Jung und Alt seien auch die Interessierten am Samstag gewesen. "Das Interesse und die Beteiligung ist generationenübergreifend da", sagte Gruber. Der Bahnhof sei die "Eintrittskarte in Mitten unseres Dorfs". Deswegen sei eine Neugestaltung allen Altersgruppen ein Anliegen. Zu dem Gespräch kamen zwar vorwiegend ältere Personen, doch auch einige junge Mütter hätten angehalten.
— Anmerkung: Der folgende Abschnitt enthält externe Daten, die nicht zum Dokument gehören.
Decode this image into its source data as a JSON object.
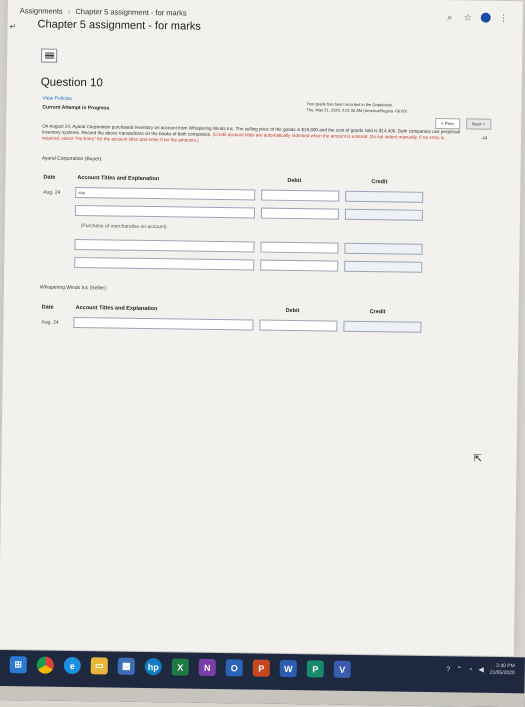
{
  "breadcrumb": [
    "Assignments",
    "Chapter 5 assignment - for marks"
  ],
  "page_title": "Chapter 5 assignment - for marks",
  "question": {
    "title": "Question 10",
    "view_policies": "View Policies",
    "attempt_status": "Current Attempt in Progress",
    "grade_notice": [
      "Your grade has been recorded in the Gradebook.",
      "Thu, May 21, 2020, 2:01:06 AM (America/Regina -06:00)"
    ],
    "prev_label": "< Prev",
    "next_label": "Next >",
    "score": "-/4",
    "description": "On August 24, Ayaral Corporation purchased inventory on account from Whispering Winds Inc. The selling price of the goods is $19,600 and the cost of goods sold is $14,400. Both companies use perpetual inventory systems. Record the above transactions on the books of both companies.",
    "description_red": "(Credit account titles are automatically indented when the amount is entered. Do not indent manually. If no entry is required, select \"No Entry\" for the account titles and enter 0 for the amounts.)",
    "buyer_label": "Ayaral Corporation (Buyer):",
    "seller_label": "Whispering Winds Inc (Seller):"
  },
  "buyer_table": {
    "headers": {
      "date": "Date",
      "account": "Account Titles and Explanation",
      "debit": "Debit",
      "credit": "Credit"
    },
    "date": "Aug. 24",
    "first_value": "abg",
    "note": "(Purchase of merchandise on account)"
  },
  "seller_table": {
    "headers": {
      "date": "Date",
      "account": "Account Titles and Explanation",
      "debit": "Debit",
      "credit": "Credit"
    },
    "date": "Aug. 24"
  },
  "taskbar": {
    "icons": [
      "windows-icon",
      "chrome-icon",
      "browser-icon",
      "folder-icon",
      "store-icon",
      "hp-icon",
      "excel-icon",
      "onenote-icon",
      "onedrive-icon",
      "powerpoint-icon",
      "word-icon",
      "publisher-icon",
      "visio-icon"
    ],
    "clock_time": "2:40 PM",
    "clock_date": "21/05/2020"
  }
}
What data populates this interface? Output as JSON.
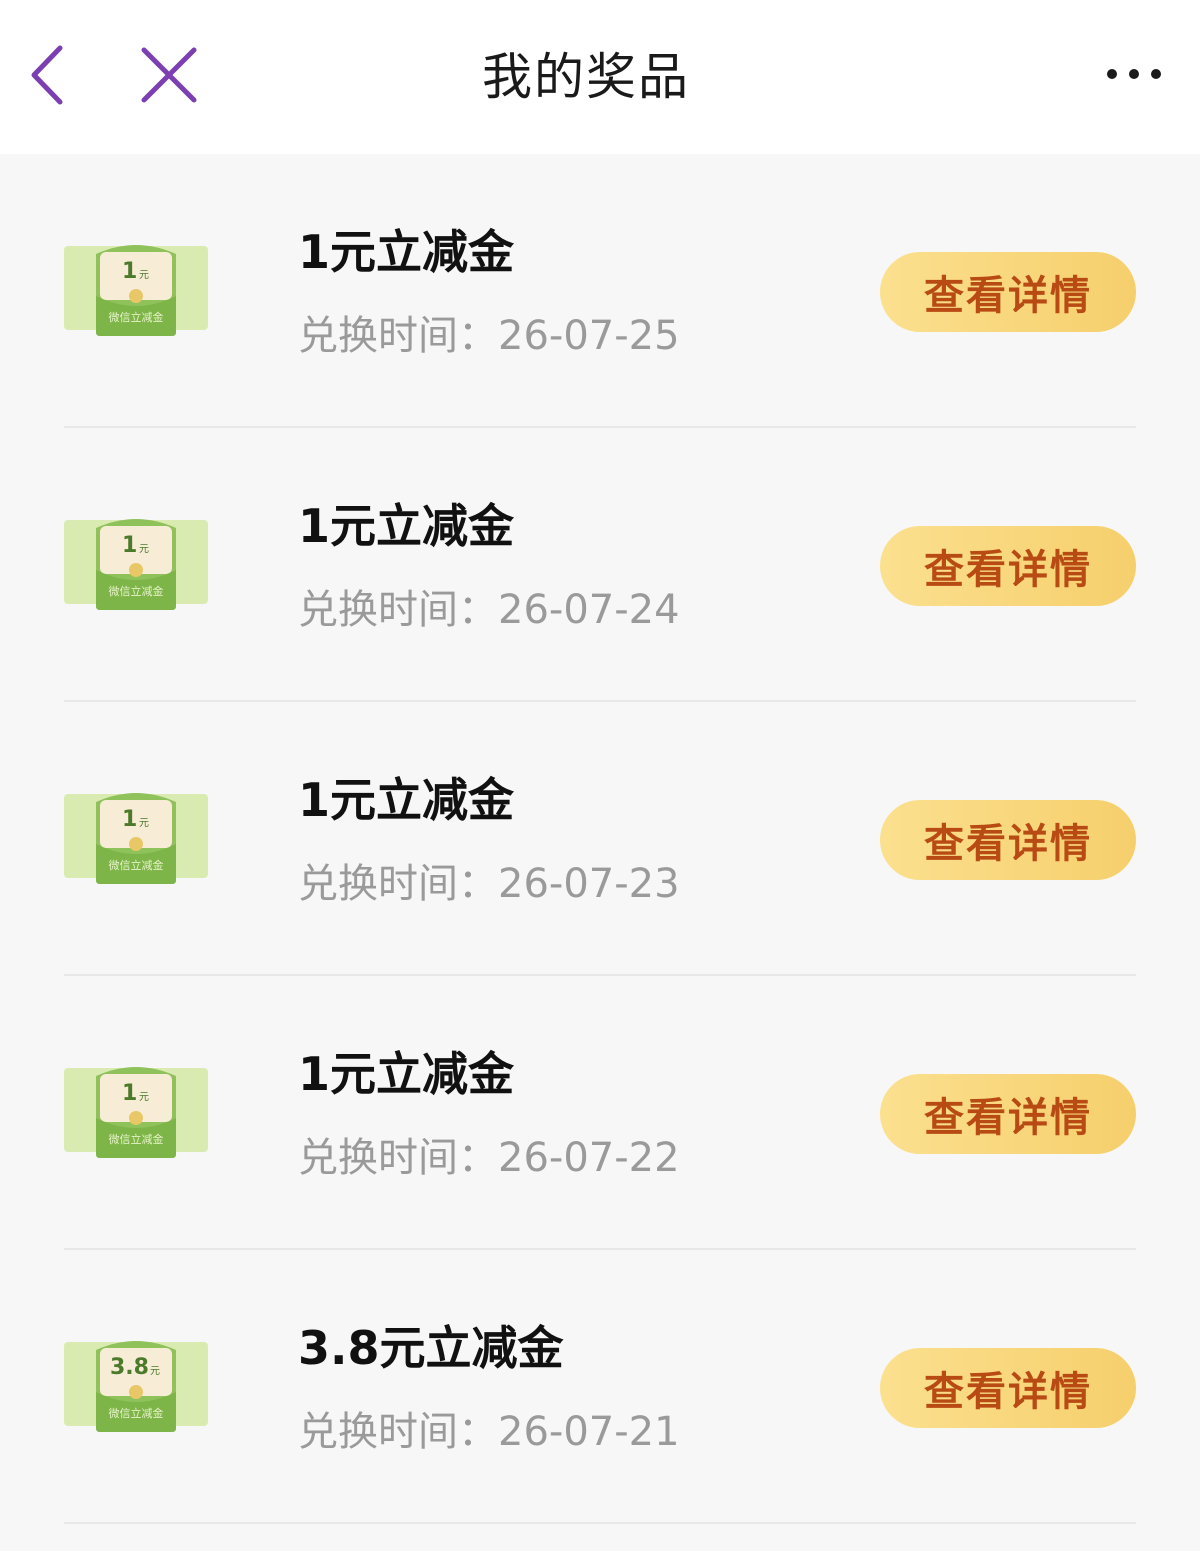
{
  "nav": {
    "title": "我的奖品",
    "back_icon": "chevron-left-icon",
    "close_icon": "close-icon",
    "more_icon": "more-horizontal-icon",
    "accent_color": "#7b3fb1"
  },
  "prizes": [
    {
      "amount": "1",
      "unit": "元",
      "badge_text": "微信立减金",
      "title": "1元立减金",
      "date_label": "兑换时间：",
      "date": "26-07-25",
      "button_label": "查看详情"
    },
    {
      "amount": "1",
      "unit": "元",
      "badge_text": "微信立减金",
      "title": "1元立减金",
      "date_label": "兑换时间：",
      "date": "26-07-24",
      "button_label": "查看详情"
    },
    {
      "amount": "1",
      "unit": "元",
      "badge_text": "微信立减金",
      "title": "1元立减金",
      "date_label": "兑换时间：",
      "date": "26-07-23",
      "button_label": "查看详情"
    },
    {
      "amount": "1",
      "unit": "元",
      "badge_text": "微信立减金",
      "title": "1元立减金",
      "date_label": "兑换时间：",
      "date": "26-07-22",
      "button_label": "查看详情"
    },
    {
      "amount": "3.8",
      "unit": "元",
      "badge_text": "微信立减金",
      "title": "3.8元立减金",
      "date_label": "兑换时间：",
      "date": "26-07-21",
      "button_label": "查看详情"
    }
  ]
}
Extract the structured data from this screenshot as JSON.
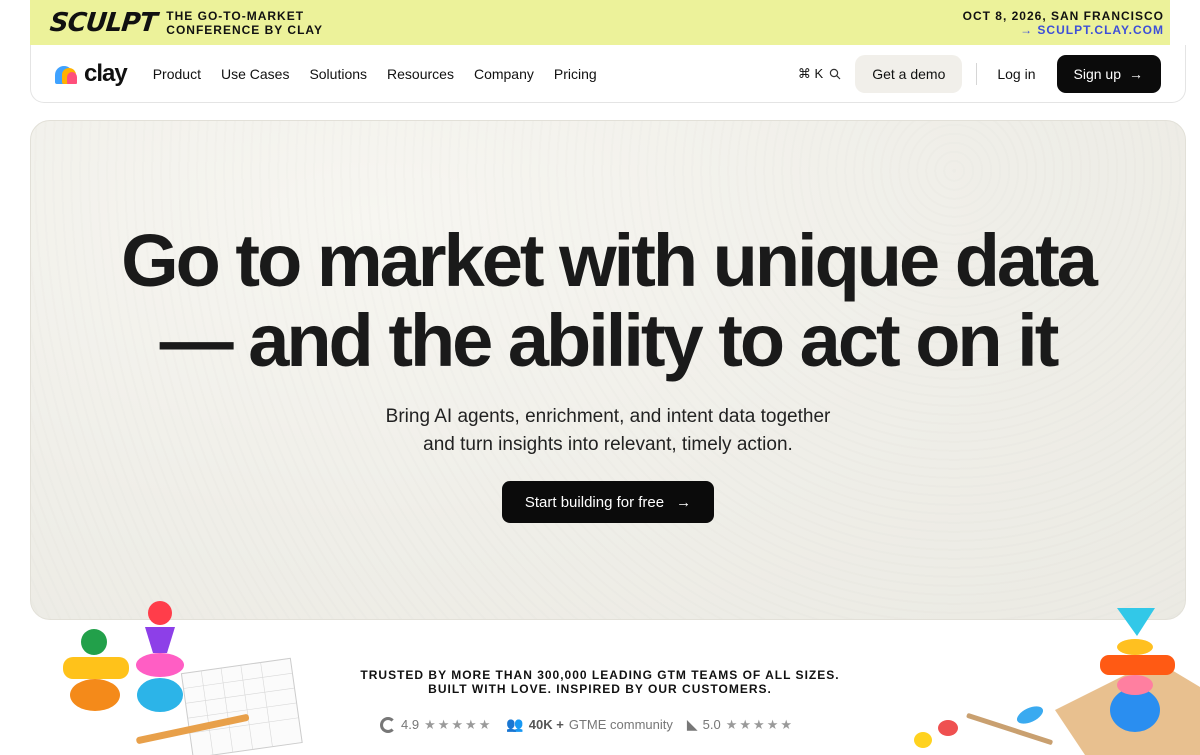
{
  "banner": {
    "brand": "SCULPT",
    "tag_line1": "THE GO-TO-MARKET",
    "tag_line2": "CONFERENCE BY CLAY",
    "date_location": "OCT 8, 2026, SAN FRANCISCO",
    "link": "→ SCULPT.CLAY.COM"
  },
  "nav": {
    "logo_text": "clay",
    "menu": [
      "Product",
      "Use Cases",
      "Solutions",
      "Resources",
      "Company",
      "Pricing"
    ],
    "shortcut": "⌘ K",
    "demo_label": "Get a demo",
    "login_label": "Log in",
    "signup_label": "Sign up"
  },
  "hero": {
    "headline_line1": "Go to market with unique data",
    "headline_line2": "— and the ability to act on it",
    "sub_line1": "Bring AI agents, enrichment, and intent data together",
    "sub_line2": "and turn insights into relevant, timely action.",
    "cta_label": "Start building for free"
  },
  "trust": {
    "line1": "TRUSTED BY MORE THAN 300,000 LEADING GTM TEAMS OF ALL SIZES.",
    "line2": "BUILT WITH LOVE. INSPIRED BY OUR CUSTOMERS.",
    "g2_rating": "4.9",
    "community_count": "40K +",
    "community_label": "GTME community",
    "capterra_rating": "5.0",
    "stars": "★★★★★"
  },
  "colors": {
    "banner_bg": "#ecf29a",
    "banner_link": "#3d4fd8",
    "button_dark": "#0b0b0b"
  }
}
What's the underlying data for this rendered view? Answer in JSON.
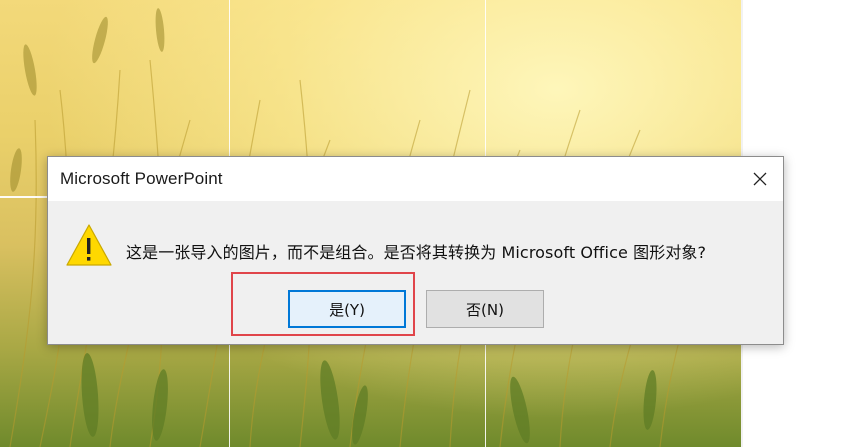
{
  "dialog": {
    "title": "Microsoft PowerPoint",
    "message": "这是一张导入的图片，而不是组合。是否将其转换为 Microsoft Office 图形对象?",
    "yes_label": "是(Y)",
    "no_label": "否(N)",
    "icons": {
      "warning": "warning-icon",
      "close": "close-icon"
    }
  },
  "colors": {
    "dialog_bg": "#f0f0f0",
    "titlebar_bg": "#ffffff",
    "default_button_border": "#0078d7",
    "highlight_box": "#e0454a",
    "warning_fill": "#ffd800"
  }
}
Circa 40 Bürgerinnen und Bürger haben am Samstag das Gespräch gesucht. "Bei besserem Wetter wäre bestimmt noch mehr los gewesen", so Gruber.

Die Reiseberatung im Bahnhofsgebäude soll auf jeden Fall bleiben

Ein Anliegen hörte man am Samstag jedoch besonders laut: "Herr Vetter muss auf jeden Fall bleiben", forderte die Herrschinger Bürgerin Nora Böcker. Hansgeorg Vetter betreibt im alten Bahnhofsgebäude eine Reiseberatungsstelle für Bahnkunden und kennt sich mit den Bahntarifen bestens aus. "Der ist eine Institution", so Böcker. Ihr Ehemann Ernst schloss sich direkt an: "Der ist unverzichtbar, die Senioren brauchen eine Beratungsstelle." Der gleichen Meinung ist auch Karola Röttinger. "Der kann einem bezüglich Fahrkarten Auskunft über ganz Deutschland geben und verkauft sie auch noch persönlich." Sowas gebe es sonst nirgends mehr, so Röttinger. "Herr Vetter muss bleiben!", das steht auch auf Christiane Grubers Pinnwand. Die meisten Zustimmungspunkte kleben hier.